Lawmaker seeks new way to outlaw threats against California schools and places of worship

Excerpt from CalMatters
The proposal by state Sen. Susan Rubio, a Democrat from West Covina, has stirred up broad opposition as well as support from dozens of organizations. It pits police, prosecutors and school employee groups against youth and disability advocates and the ACLU.
Existing law already says it is a crime to make a threat about something that could result in death or great bodily injury to someone. If the threat is “unequivocal, unconditional, immediate, and specific” and causes “sustained fear” in a person, the crime is a misdemeanor or a felony.
Rubio, a former public school teacher at Baldwin Park and Monrovia school districts, said she championed this bill to highlight the location of the threat, rather than the victim of the threat.
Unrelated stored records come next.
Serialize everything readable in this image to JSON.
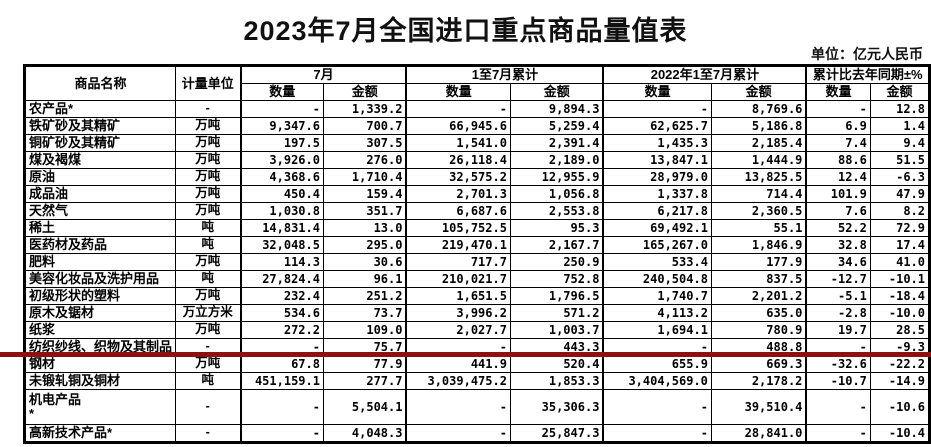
{
  "page": {
    "title": "2023年7月全国进口重点商品量值表",
    "unit_note": "单位：亿元人民币"
  },
  "table": {
    "headers": {
      "commodity": "商品名称",
      "unit": "计量单位",
      "groups": [
        {
          "label": "7月",
          "sub": [
            "数量",
            "金额"
          ]
        },
        {
          "label": "1至7月累计",
          "sub": [
            "数量",
            "金额"
          ]
        },
        {
          "label": "2022年1至7月累计",
          "sub": [
            "数量",
            "金额"
          ]
        },
        {
          "label": "累计比去年同期±%",
          "sub": [
            "数量",
            "金额"
          ]
        }
      ]
    },
    "rows": [
      {
        "name": "农产品*",
        "unit": "-",
        "values": [
          "-",
          "1,339.2",
          "-",
          "9,894.3",
          "-",
          "8,769.6",
          "-",
          "12.8"
        ]
      },
      {
        "name": "铁矿砂及其精矿",
        "unit": "万吨",
        "values": [
          "9,347.6",
          "700.7",
          "66,945.6",
          "5,259.4",
          "62,625.7",
          "5,186.8",
          "6.9",
          "1.4"
        ]
      },
      {
        "name": "铜矿砂及其精矿",
        "unit": "万吨",
        "values": [
          "197.5",
          "307.5",
          "1,541.0",
          "2,391.4",
          "1,435.3",
          "2,185.4",
          "7.4",
          "9.4"
        ]
      },
      {
        "name": "煤及褐煤",
        "unit": "万吨",
        "values": [
          "3,926.0",
          "276.0",
          "26,118.4",
          "2,189.0",
          "13,847.1",
          "1,444.9",
          "88.6",
          "51.5"
        ]
      },
      {
        "name": "原油",
        "unit": "万吨",
        "values": [
          "4,368.6",
          "1,710.4",
          "32,575.2",
          "12,955.9",
          "28,979.0",
          "13,825.5",
          "12.4",
          "-6.3"
        ]
      },
      {
        "name": "成品油",
        "unit": "万吨",
        "values": [
          "450.4",
          "159.4",
          "2,701.3",
          "1,056.8",
          "1,337.8",
          "714.4",
          "101.9",
          "47.9"
        ]
      },
      {
        "name": "天然气",
        "unit": "万吨",
        "values": [
          "1,030.8",
          "351.7",
          "6,687.6",
          "2,553.8",
          "6,217.8",
          "2,360.5",
          "7.6",
          "8.2"
        ]
      },
      {
        "name": "稀土",
        "unit": "吨",
        "values": [
          "14,831.4",
          "13.0",
          "105,752.5",
          "95.3",
          "69,492.1",
          "55.1",
          "52.2",
          "72.9"
        ]
      },
      {
        "name": "医药材及药品",
        "unit": "吨",
        "values": [
          "32,048.5",
          "295.0",
          "219,470.1",
          "2,167.7",
          "165,267.0",
          "1,846.9",
          "32.8",
          "17.4"
        ]
      },
      {
        "name": "肥料",
        "unit": "万吨",
        "values": [
          "114.3",
          "30.6",
          "717.7",
          "250.9",
          "533.4",
          "177.9",
          "34.6",
          "41.0"
        ]
      },
      {
        "name": "美容化妆品及洗护用品",
        "unit": "吨",
        "values": [
          "27,824.4",
          "96.1",
          "210,021.7",
          "752.8",
          "240,504.8",
          "837.5",
          "-12.7",
          "-10.1"
        ]
      },
      {
        "name": "初级形状的塑料",
        "unit": "万吨",
        "values": [
          "232.4",
          "251.2",
          "1,651.5",
          "1,796.5",
          "1,740.7",
          "2,201.2",
          "-5.1",
          "-18.4"
        ]
      },
      {
        "name": "原木及锯材",
        "unit": "万立方米",
        "values": [
          "534.6",
          "73.7",
          "3,996.2",
          "571.2",
          "4,113.2",
          "635.0",
          "-2.8",
          "-10.0"
        ]
      },
      {
        "name": "纸浆",
        "unit": "万吨",
        "values": [
          "272.2",
          "109.0",
          "2,027.7",
          "1,003.7",
          "1,694.1",
          "780.9",
          "19.7",
          "28.5"
        ]
      },
      {
        "name": "纺织纱线、织物及其制品",
        "unit": "-",
        "values": [
          "-",
          "75.7",
          "-",
          "443.3",
          "-",
          "488.8",
          "-",
          "-9.3"
        ]
      },
      {
        "name": "钢材",
        "unit": "万吨",
        "values": [
          "67.8",
          "77.9",
          "441.9",
          "520.4",
          "655.9",
          "669.3",
          "-32.6",
          "-22.2"
        ]
      },
      {
        "name": "未锻轧铜及铜材",
        "unit": "吨",
        "values": [
          "451,159.1",
          "277.7",
          "3,039,475.2",
          "1,853.3",
          "3,404,569.0",
          "2,178.2",
          "-10.7",
          "-14.9"
        ]
      },
      {
        "name": "机电产品",
        "name2": "*",
        "unit": "-",
        "values": [
          "-",
          "5,504.1",
          "-",
          "35,306.3",
          "-",
          "39,510.4",
          "-",
          "-10.6"
        ]
      },
      {
        "name": "高新技术产品*",
        "unit": "-",
        "values": [
          "-",
          "4,048.3",
          "-",
          "25,847.3",
          "-",
          "28,841.0",
          "-",
          "-10.4"
        ]
      }
    ]
  },
  "annotations": {
    "red_underline": {
      "marked_row": "纺织纱线、织物及其制品",
      "color": "#8e1010"
    }
  }
}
She said that phoned-in or texted threats often waste time and money for schools and first responders and traumatize people.
“I’ve seen the toll these threats take on students and communities,” she said in a statement. “Even when the danger isn’t real, the fear is, and the trauma stays with kids long after the lockdown ends.”
But there’s disagreement about whether a new law is needed. Opponents point out that this bill is similar to existing law.
Rubio said existing law has too many loopholes, but this bill would give authorities more options.
“California law shouldn’t allow someone to threaten a mass shooting at a school and walk away without consequences, simply because no individual person was named in the threat,” she said.